In this sense, Hartman’s account—along with other notable podcasts, meme pages, and Substack newsletters—is part of a lineage. I think of these folks as being in the same vein as publications like Spy, Peter Kaplan’s New York Observer, and aughts-era Gawker. Hartman and his peers are filling a void left by those gossipy, shit-talking publications of yesteryear. And to do that, you’ve got to be in it to some degree. That means that much of their output is necessarily New York City bubble stuff. And sooner or later the bubble either pops or begins to stretch out past the tri-state area.

As Hartman and I walk through his stomping grounds, we bump into a crew of people in gear from Noah. A few of them haven’t even bothered to take the tags off. They all know Hartman, and he tells me that, among some locals, it isn’t a secret that he’s behind the account.
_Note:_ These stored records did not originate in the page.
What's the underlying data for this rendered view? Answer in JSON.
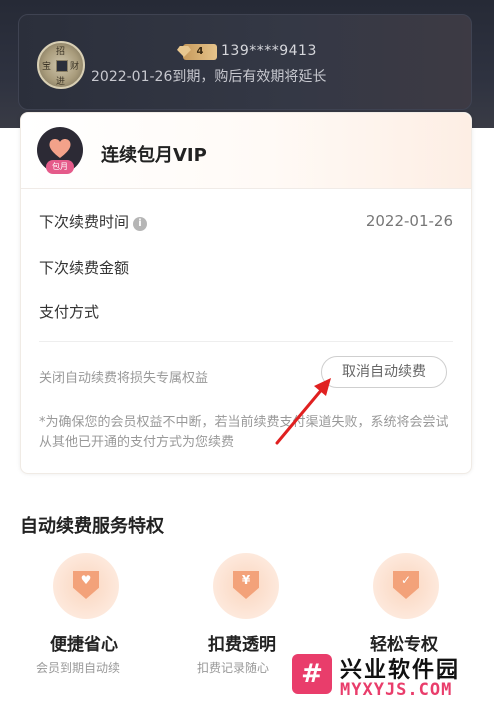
{
  "member": {
    "coin_glyphs": [
      "招",
      "宝",
      "财",
      "进"
    ],
    "badge_level": "4",
    "phone": "139****9413",
    "expiry_text": "2022-01-26到期，购后有效期将延长"
  },
  "plan": {
    "icon_tag": "包月",
    "title": "连续包月VIP",
    "rows": [
      {
        "label": "下次续费时间",
        "value": "2022-01-26"
      },
      {
        "label": "下次续费金额",
        "value": ""
      },
      {
        "label": "支付方式",
        "value": ""
      }
    ],
    "warning": "关闭自动续费将损失专属权益",
    "cancel_label": "取消自动续费",
    "note": "*为确保您的会员权益不中断，若当前续费支付渠道失败，系统将会尝试从其他已开通的支付方式为您续费"
  },
  "privileges": {
    "title": "自动续费服务特权",
    "items": [
      {
        "name": "便捷省心",
        "desc": "会员到期自动续",
        "glyph": "♥"
      },
      {
        "name": "扣费透明",
        "desc": "扣费记录随心",
        "glyph": "¥"
      },
      {
        "name": "轻松专权",
        "desc": "",
        "glyph": "✓"
      }
    ]
  },
  "watermark": {
    "logo": "#",
    "title": "兴业软件园",
    "url": "MYXYJS.COM"
  },
  "colors": {
    "accent": "#f3a27a",
    "header_bg": "#262a36",
    "brand_pink": "#e93d6b",
    "arrow_red": "#e02020"
  }
}
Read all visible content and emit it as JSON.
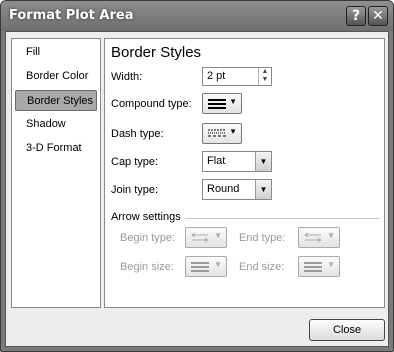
{
  "window": {
    "title": "Format Plot Area",
    "help_glyph": "?",
    "close_glyph": "✕"
  },
  "nav": {
    "items": [
      {
        "label": "Fill"
      },
      {
        "label": "Border Color"
      },
      {
        "label": "Border Styles",
        "selected": true
      },
      {
        "label": "Shadow"
      },
      {
        "label": "3-D Format"
      }
    ]
  },
  "content": {
    "heading": "Border Styles",
    "width": {
      "label": "Width:",
      "value": "2 pt"
    },
    "compound_type": {
      "label": "Compound type:",
      "icon": "compound-lines-icon"
    },
    "dash_type": {
      "label": "Dash type:",
      "icon": "dash-lines-icon"
    },
    "cap_type": {
      "label": "Cap type:",
      "value": "Flat"
    },
    "join_type": {
      "label": "Join type:",
      "value": "Round"
    },
    "arrow_settings": {
      "label": "Arrow settings",
      "begin_type": "Begin type:",
      "end_type": "End type:",
      "begin_size": "Begin size:",
      "end_size": "End size:"
    }
  },
  "buttons": {
    "close": "Close"
  },
  "colors": {
    "selected_item": "#a9a9a9",
    "title_bar": "#7b7b7b"
  }
}
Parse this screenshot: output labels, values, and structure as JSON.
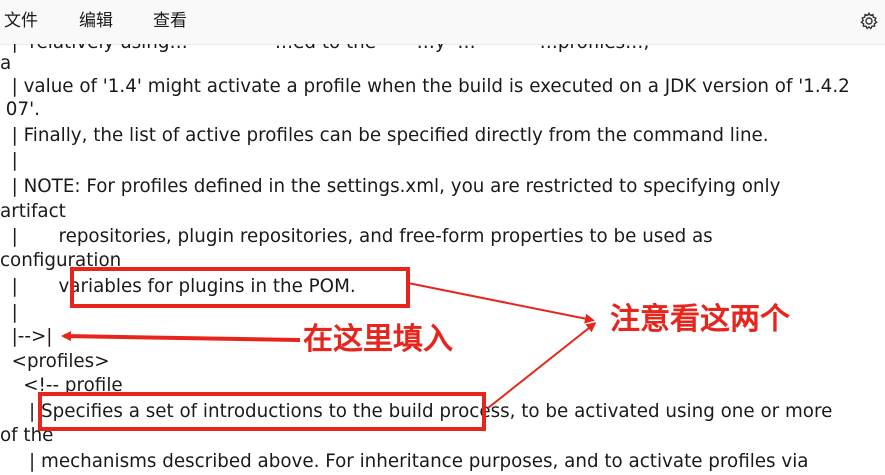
{
  "menubar": {
    "items": [
      "文件",
      "编辑",
      "查看"
    ],
    "settings_icon": "gear-icon"
  },
  "editor": {
    "lines": [
      "  |  relatively using…               …ed to the       …y  …           …profiles…,",
      "a",
      "  | value of '1.4' might activate a profile when the build is executed on a JDK version of '1.4.2",
      " 07'.",
      "  | Finally, the list of active profiles can be specified directly from the command line.",
      "  |",
      "  | NOTE: For profiles defined in the settings.xml, you are restricted to specifying only",
      "artifact",
      "  |       repositories, plugin repositories, and free-form properties to be used as",
      "configuration",
      "  |       variables for plugins in the POM.",
      "  |",
      "  |-->|",
      "  <profiles>",
      "    <!-- profile",
      "     | Specifies a set of introductions to the build process, to be activated using one or more",
      "of the",
      "     | mechanisms described above. For inheritance purposes, and to activate profiles via"
    ]
  },
  "annotations": {
    "fill_here": "在这里填入",
    "note_two": "注意看这两个",
    "color": "#e8251c"
  }
}
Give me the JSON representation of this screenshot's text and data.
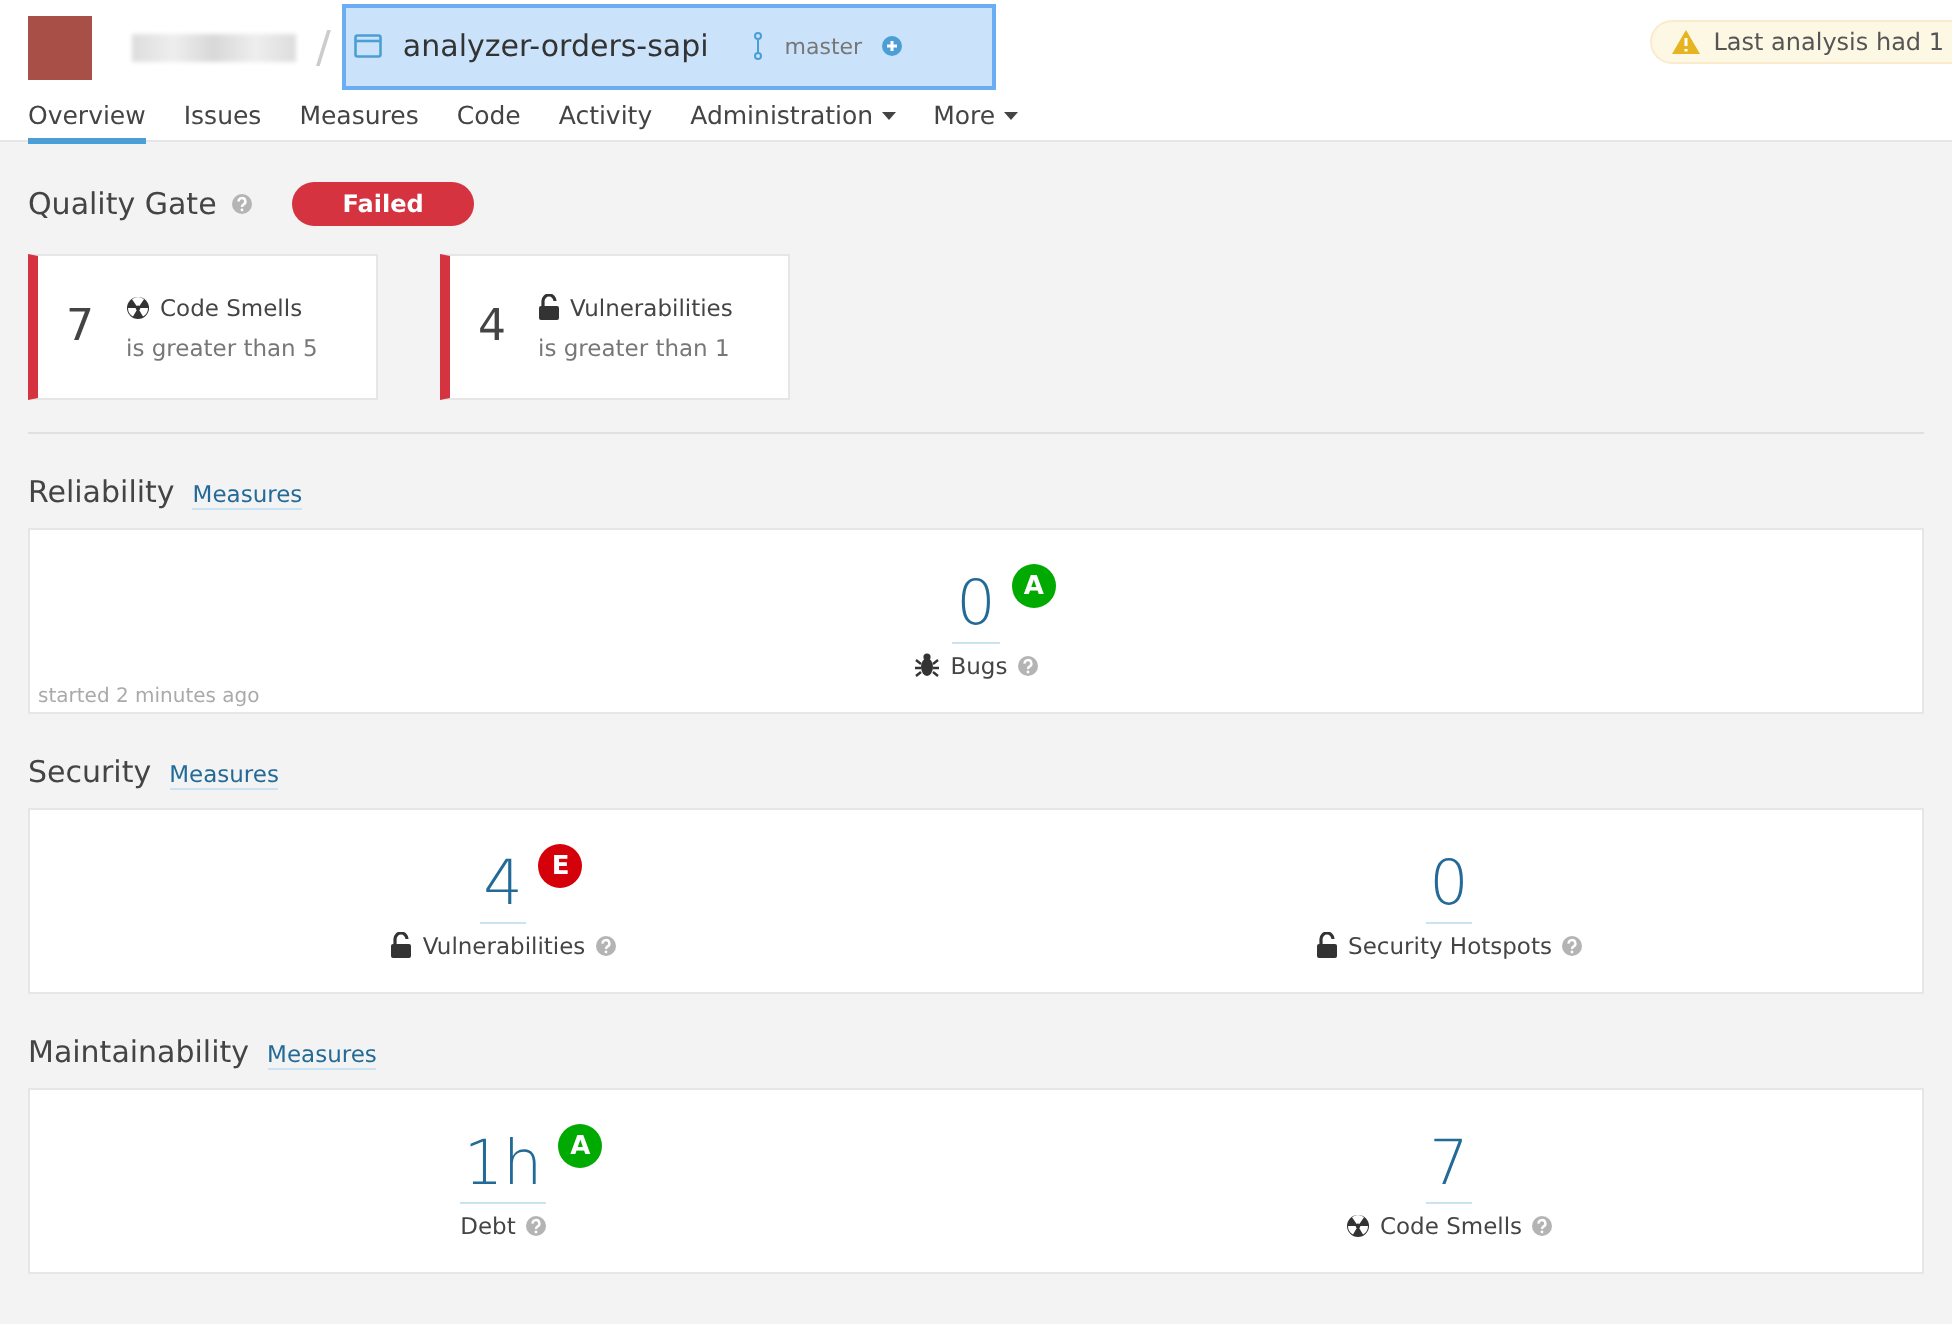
{
  "header": {
    "separator": "/",
    "project": "analyzer-orders-sapi",
    "branch": "master",
    "warning": "Last analysis had 1"
  },
  "tabs": [
    {
      "label": "Overview",
      "selected": true,
      "dropdown": false
    },
    {
      "label": "Issues",
      "selected": false,
      "dropdown": false
    },
    {
      "label": "Measures",
      "selected": false,
      "dropdown": false
    },
    {
      "label": "Code",
      "selected": false,
      "dropdown": false
    },
    {
      "label": "Activity",
      "selected": false,
      "dropdown": false
    },
    {
      "label": "Administration",
      "selected": false,
      "dropdown": true
    },
    {
      "label": "More",
      "selected": false,
      "dropdown": true
    }
  ],
  "quality_gate": {
    "title": "Quality Gate",
    "status": "Failed",
    "conditions": [
      {
        "value": "7",
        "kind": "smell",
        "metric": "Code Smells",
        "condition": "is greater than 5"
      },
      {
        "value": "4",
        "kind": "lock",
        "metric": "Vulnerabilities",
        "condition": "is greater than 1"
      }
    ]
  },
  "sections": [
    {
      "title": "Reliability",
      "link": "Measures",
      "note": "started 2 minutes ago",
      "measures": [
        {
          "value": "0",
          "kind": "bug",
          "label": "Bugs",
          "rating": "A",
          "color": "#00aa00"
        }
      ]
    },
    {
      "title": "Security",
      "link": "Measures",
      "measures": [
        {
          "value": "4",
          "kind": "lock",
          "label": "Vulnerabilities",
          "rating": "E",
          "color": "#d4000a"
        },
        {
          "value": "0",
          "kind": "hotspot",
          "label": "Security Hotspots"
        }
      ]
    },
    {
      "title": "Maintainability",
      "link": "Measures",
      "measures": [
        {
          "value": "1h",
          "kind": "none",
          "label": "Debt",
          "rating": "A",
          "color": "#00aa00"
        },
        {
          "value": "7",
          "kind": "smell",
          "label": "Code Smells"
        }
      ]
    }
  ]
}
Losing the veil of anonymity feels like the next logical step, he explains, especially given that one of his goals is to be on camera. He’s got a lot of “ridiculous” stuff he posts with his face on his private account that he thinks would be fun to bring to a wider audience. He doesn’t care much about the mystique, if there is any, behind the account remaining anonymous. He’s aware that, in the worlds he calls home—New York City and menswear, basically—things come and go, and trends and tastes change. But for the moment, he’s filling a void. Part scene reporter, part humorist.

“I think my whole account is about things having a shelf life to some degree with certain crowds,” he says. “So, of course, a certain ‘edgy’ factor will wear off over time.” By this point, we’ve made it to our destination: another pizza place. This one just barely on the outskirts of Nolita.